The Hornets entered the NBA draft without a head coach in the war room and Kupchak calling the shots. The team traded its 13th overall pick to the New York Knicks for a future first round pick and four second round picks and then took Duke center Mark Williams at No. 15. Charlotte added Nebraska guard Bryce McGowens in the second round after Kupchak made another trade.

Kupchak had hoped to have a coach in place before the NBA draft.

"We're moving on it," Kupchak said. “I can't give you a when. I don't want to say a week or two weeks or two days. I don't want to say that.”

Kupchak didn't say much about the coaching search, though joked about the challenging situation the Hornets are in.

The general manager said Atkinson's decision reminded him of when Steve Kerr turned down the New York Knicks coaching job, only to go to Golden State where he's won four NBA titles.

“It looks like (Kerr) make a good decision to take the job at Golden State,” Kupchak said with a laugh. “So maybe Kenny spoke to Steve, and Steve said, ‘hey maybe things will work out this way for you.’ I don't know.”

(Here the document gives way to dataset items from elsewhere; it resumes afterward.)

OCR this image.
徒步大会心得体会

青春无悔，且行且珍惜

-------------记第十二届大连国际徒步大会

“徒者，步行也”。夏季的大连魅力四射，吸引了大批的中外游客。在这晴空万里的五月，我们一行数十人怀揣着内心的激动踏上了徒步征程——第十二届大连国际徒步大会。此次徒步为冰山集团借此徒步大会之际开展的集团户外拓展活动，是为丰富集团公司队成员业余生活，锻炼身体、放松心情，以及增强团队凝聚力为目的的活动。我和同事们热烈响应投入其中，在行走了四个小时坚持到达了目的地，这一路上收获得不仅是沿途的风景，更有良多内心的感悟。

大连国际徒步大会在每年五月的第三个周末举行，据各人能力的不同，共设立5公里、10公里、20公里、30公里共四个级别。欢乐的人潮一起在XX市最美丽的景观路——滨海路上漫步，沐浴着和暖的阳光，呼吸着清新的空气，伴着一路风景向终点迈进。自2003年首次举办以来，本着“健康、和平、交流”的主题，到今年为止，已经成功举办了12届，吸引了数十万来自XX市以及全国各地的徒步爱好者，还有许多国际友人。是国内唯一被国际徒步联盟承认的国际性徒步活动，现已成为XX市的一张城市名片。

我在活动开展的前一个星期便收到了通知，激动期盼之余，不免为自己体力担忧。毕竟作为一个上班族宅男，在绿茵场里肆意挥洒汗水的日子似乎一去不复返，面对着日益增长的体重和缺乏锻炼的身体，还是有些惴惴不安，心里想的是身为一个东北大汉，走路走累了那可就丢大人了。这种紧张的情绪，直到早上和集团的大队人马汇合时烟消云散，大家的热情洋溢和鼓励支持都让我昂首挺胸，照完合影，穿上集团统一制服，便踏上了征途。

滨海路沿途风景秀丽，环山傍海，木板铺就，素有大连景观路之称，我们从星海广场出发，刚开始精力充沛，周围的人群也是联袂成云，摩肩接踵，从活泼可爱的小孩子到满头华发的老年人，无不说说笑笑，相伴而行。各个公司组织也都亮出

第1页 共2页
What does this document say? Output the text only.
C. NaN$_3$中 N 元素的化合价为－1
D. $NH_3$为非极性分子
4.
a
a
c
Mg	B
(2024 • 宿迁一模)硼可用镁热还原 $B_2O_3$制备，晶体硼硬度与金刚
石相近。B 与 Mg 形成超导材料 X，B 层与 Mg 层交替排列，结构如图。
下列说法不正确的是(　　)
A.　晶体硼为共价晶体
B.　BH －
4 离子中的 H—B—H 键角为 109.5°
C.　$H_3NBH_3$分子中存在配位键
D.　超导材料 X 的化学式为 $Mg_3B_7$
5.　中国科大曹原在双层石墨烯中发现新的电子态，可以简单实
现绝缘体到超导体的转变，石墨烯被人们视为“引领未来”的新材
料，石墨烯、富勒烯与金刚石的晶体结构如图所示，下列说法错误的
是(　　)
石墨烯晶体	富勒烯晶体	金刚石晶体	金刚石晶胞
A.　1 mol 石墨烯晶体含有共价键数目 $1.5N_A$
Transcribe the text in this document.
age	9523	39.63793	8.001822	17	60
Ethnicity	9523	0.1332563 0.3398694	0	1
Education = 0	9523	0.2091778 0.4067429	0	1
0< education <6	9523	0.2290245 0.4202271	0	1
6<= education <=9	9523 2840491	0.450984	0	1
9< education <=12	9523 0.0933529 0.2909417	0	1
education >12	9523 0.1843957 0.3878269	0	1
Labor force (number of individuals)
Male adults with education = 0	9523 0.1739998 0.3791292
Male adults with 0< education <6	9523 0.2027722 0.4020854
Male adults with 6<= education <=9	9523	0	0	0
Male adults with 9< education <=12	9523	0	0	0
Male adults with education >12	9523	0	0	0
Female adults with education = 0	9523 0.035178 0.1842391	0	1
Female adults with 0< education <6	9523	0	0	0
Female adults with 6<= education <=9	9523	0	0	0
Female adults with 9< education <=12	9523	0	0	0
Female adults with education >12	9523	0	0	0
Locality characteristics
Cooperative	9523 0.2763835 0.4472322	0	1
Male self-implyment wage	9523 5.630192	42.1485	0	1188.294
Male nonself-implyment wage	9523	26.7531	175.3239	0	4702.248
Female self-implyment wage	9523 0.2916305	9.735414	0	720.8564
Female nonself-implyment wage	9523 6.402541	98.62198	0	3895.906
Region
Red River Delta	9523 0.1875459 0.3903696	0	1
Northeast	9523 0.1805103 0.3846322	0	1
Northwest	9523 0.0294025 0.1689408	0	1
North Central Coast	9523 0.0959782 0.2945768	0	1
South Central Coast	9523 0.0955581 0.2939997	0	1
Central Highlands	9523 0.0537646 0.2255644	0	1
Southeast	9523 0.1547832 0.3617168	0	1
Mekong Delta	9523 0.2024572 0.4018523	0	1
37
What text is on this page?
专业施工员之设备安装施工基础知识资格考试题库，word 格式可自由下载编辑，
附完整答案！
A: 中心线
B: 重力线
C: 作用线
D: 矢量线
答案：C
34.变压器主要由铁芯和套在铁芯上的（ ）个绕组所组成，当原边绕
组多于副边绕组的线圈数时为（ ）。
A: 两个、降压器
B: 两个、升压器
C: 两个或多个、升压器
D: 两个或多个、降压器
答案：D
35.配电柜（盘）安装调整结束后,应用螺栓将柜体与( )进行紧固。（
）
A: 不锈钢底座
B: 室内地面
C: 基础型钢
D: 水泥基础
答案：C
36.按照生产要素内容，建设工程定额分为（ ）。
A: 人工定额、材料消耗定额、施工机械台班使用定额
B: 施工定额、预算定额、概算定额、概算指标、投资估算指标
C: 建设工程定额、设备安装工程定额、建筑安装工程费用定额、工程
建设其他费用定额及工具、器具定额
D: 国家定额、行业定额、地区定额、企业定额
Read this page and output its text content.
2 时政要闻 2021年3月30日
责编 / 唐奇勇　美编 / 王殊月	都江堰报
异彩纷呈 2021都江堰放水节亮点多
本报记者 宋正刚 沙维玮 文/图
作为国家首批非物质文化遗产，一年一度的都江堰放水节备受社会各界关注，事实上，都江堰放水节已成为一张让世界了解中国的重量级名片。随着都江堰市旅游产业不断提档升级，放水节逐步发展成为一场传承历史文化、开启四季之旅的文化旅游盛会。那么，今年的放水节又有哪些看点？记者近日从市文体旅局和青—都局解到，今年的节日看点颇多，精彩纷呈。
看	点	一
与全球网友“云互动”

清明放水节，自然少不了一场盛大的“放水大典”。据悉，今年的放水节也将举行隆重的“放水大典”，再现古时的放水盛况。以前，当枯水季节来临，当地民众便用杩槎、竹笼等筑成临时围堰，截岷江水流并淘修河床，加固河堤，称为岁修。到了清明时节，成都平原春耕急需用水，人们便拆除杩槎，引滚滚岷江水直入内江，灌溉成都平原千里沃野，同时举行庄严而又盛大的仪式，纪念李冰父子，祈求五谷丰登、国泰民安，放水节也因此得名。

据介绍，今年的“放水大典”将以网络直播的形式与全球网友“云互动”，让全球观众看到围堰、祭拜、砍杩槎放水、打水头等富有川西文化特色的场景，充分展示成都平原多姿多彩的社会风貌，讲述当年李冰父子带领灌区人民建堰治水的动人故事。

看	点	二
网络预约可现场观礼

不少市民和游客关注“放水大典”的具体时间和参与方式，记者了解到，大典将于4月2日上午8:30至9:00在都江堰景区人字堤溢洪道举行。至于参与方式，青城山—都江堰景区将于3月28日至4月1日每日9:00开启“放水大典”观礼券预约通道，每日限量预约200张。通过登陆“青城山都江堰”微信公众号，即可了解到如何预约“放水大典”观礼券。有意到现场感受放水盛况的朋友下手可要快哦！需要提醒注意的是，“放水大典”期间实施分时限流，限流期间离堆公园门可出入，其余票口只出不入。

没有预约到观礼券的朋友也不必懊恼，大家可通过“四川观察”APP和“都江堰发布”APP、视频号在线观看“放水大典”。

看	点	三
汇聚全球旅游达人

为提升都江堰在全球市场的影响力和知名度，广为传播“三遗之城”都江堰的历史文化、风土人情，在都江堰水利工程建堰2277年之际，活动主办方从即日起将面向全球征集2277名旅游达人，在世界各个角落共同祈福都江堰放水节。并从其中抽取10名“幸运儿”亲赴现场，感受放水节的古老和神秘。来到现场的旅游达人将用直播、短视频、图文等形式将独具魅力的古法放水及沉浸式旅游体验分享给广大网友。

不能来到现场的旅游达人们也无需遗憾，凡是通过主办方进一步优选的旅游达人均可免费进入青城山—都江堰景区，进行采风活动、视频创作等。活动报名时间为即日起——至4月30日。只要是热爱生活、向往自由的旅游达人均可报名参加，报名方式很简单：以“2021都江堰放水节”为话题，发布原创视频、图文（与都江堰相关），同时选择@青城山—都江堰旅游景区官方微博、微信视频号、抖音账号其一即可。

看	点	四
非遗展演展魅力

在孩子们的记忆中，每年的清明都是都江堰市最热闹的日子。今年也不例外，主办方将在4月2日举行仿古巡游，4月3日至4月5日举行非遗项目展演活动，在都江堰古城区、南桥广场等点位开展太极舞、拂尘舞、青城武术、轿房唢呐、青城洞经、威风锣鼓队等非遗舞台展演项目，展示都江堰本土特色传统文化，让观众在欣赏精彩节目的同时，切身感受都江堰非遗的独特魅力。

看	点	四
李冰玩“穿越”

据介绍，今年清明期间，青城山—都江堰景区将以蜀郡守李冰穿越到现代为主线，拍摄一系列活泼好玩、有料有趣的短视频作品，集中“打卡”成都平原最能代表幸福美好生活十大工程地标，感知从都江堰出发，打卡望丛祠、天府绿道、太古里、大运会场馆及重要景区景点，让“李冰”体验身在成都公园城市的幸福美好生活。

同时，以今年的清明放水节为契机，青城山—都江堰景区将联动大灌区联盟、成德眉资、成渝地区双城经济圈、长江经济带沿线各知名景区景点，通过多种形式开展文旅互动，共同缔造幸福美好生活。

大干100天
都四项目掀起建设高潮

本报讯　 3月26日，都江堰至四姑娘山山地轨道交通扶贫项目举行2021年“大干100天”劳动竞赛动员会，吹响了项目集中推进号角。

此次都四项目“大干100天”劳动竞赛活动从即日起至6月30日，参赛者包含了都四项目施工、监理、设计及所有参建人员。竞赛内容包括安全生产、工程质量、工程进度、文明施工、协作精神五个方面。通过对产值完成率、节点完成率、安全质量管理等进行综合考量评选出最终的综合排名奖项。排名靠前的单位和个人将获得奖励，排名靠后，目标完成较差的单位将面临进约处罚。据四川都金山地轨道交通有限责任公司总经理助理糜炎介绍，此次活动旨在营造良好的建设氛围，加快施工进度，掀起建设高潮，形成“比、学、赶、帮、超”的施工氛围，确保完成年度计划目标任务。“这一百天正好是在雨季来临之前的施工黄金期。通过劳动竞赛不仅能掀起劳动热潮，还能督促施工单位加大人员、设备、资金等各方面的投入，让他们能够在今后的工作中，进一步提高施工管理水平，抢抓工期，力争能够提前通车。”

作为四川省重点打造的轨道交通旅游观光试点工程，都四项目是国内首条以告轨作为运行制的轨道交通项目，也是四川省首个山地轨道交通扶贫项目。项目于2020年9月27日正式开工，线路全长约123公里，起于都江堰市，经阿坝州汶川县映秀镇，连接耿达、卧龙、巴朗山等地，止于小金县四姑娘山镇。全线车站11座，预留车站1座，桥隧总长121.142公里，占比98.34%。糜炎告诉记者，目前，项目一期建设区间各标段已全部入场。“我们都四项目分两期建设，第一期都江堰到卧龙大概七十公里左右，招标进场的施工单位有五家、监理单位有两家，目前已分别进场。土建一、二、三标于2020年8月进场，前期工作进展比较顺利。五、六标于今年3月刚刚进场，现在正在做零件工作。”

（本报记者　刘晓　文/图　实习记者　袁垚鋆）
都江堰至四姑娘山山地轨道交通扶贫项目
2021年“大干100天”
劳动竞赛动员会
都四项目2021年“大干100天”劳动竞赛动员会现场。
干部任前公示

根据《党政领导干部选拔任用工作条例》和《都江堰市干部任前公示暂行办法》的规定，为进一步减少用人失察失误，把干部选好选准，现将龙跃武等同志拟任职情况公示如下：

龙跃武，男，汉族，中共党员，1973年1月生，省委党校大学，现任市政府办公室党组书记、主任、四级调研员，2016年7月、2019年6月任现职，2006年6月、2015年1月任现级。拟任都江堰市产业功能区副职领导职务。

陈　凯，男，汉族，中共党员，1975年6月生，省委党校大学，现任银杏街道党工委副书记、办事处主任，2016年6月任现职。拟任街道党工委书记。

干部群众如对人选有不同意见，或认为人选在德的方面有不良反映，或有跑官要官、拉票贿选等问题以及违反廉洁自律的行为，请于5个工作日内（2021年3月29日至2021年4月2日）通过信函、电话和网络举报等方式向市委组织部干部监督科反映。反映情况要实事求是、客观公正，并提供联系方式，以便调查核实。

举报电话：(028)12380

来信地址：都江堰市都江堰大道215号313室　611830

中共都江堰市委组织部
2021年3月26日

Kupchak also pointed out NFL coach Bill Belichick abruptly resigning before his introductory news conference with the New York Jets in 2000. Belichick went on to coach the New England Patriots and win six Super bowls.

“That was a good decision, too. So maybe Kenny is on to something," Kupchak quipped.

Atkinson has not responded to interview requests from The Associated Press seeking comment about his decision to back out of the agreement. However, Kerr told NBC Sports that Atkinson turned down the job because he didn't want to uproot his family again.